HMRC targets overseas-based UK landlords not paying tax

Nearly 400 overseas based buy-to-let landlords have disclosed unpaid tax on rental income to HMRC in the last year as the tax authorities intensifies its campaign to net offshore landlords hiding income

HMRC has been mailshotting thousands of UK landlords as part of its Let Property Campaign, suggesting it knows that they are not declaring the full tax they owe.

Overseas landlords, many of whom are UK expats rather than wealthy foreign investors, are now coming forward in response to the campaign, which is designed to encourage landlords to voluntarily disclose to HMRC that they have not paid the full amount of tax on their rental income.

Over the last tax year, 397 overseas-based buy-to-let landlords admitted to HMRC that they had not been paying the tax on their rental income, up 61% on the 246 that came forward in the previous year, according to accountants Moore Stephens.If landlords do not respond within 30 days of receiving a letter from HMRC, they are liable to face penalties based on what HMRC believes they owe, or even criminal investigations for non-compliance.

HMRC is using its immense artificial intelligence (AI) database, Connect, to gather more information on landlords. Connect allows the tax authority to cross-check activity across innumerable information sources from property disclosures on tax returns to estate agents’ client lists and land registry data, as well as social media profiles and extraordinary spending patterns to identify instances of tax avoidance and evasion.

 It is estimated that Connect now generates 80% of HMRC’s tax investigations.

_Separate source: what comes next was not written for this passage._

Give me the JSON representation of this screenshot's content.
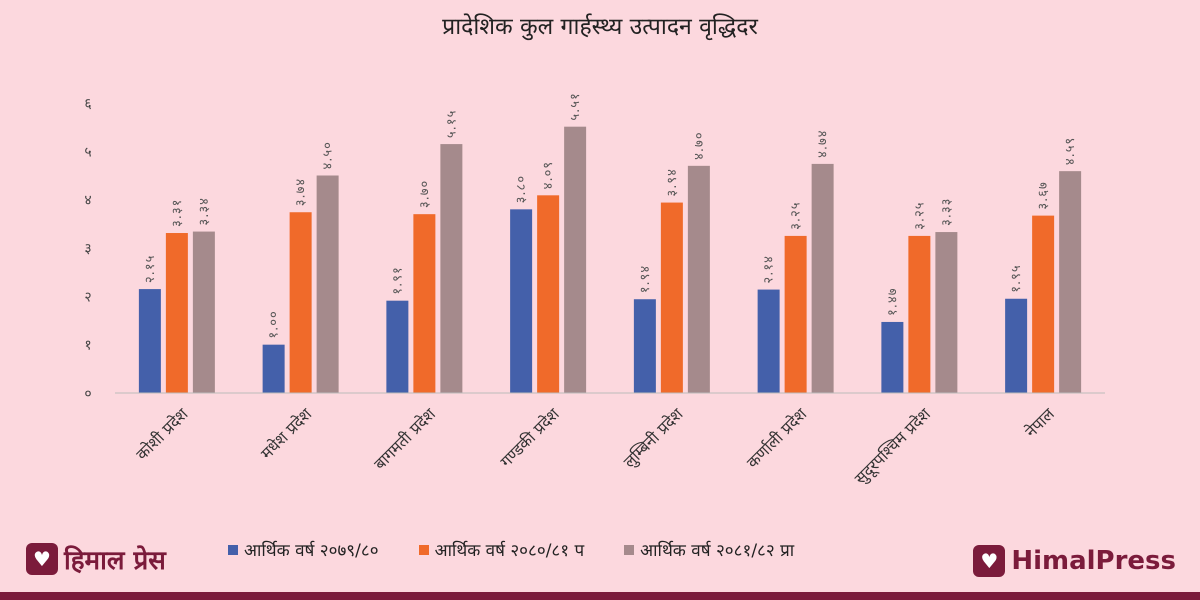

As many landlords do not use estate agents when letting property, HMRC can also access data from the tenancy deposit scheme to cross reference buy-to-let landlords against people declaring rental income.

Jonathan Green, partner at Moore Stephens, said: ‘More and more landlords are starting to approach HMRC to avoid the risk of being hit with heavy sanctions further down the line.’

‘HMRC is “offering the chance” to landlords to bring their tax affairs up to date. However, the letters being sent out by HMRC make it pretty clear that it is threatening a full-blown investigation.’

Endless changes to property tax law in recent years, as well as the non-residential capital gains tax rules (NRCGT), are also causing confusion for landlords, particularly those living overseas who may not be to date with UK tax law, while others fail to even know what their responsibilities are.

Green said: ‘In some cases, people have inherited buy-to-let properties and others think that because they are only making a modest profit it does not count. It is very easy to make mistakes or get behind on your paperwork for a buy-to-let investment.’

‘However, with HMRC using every means possible to track tax avoiders down, landlords must seek professional advice once they realise that they have underpaid tax.’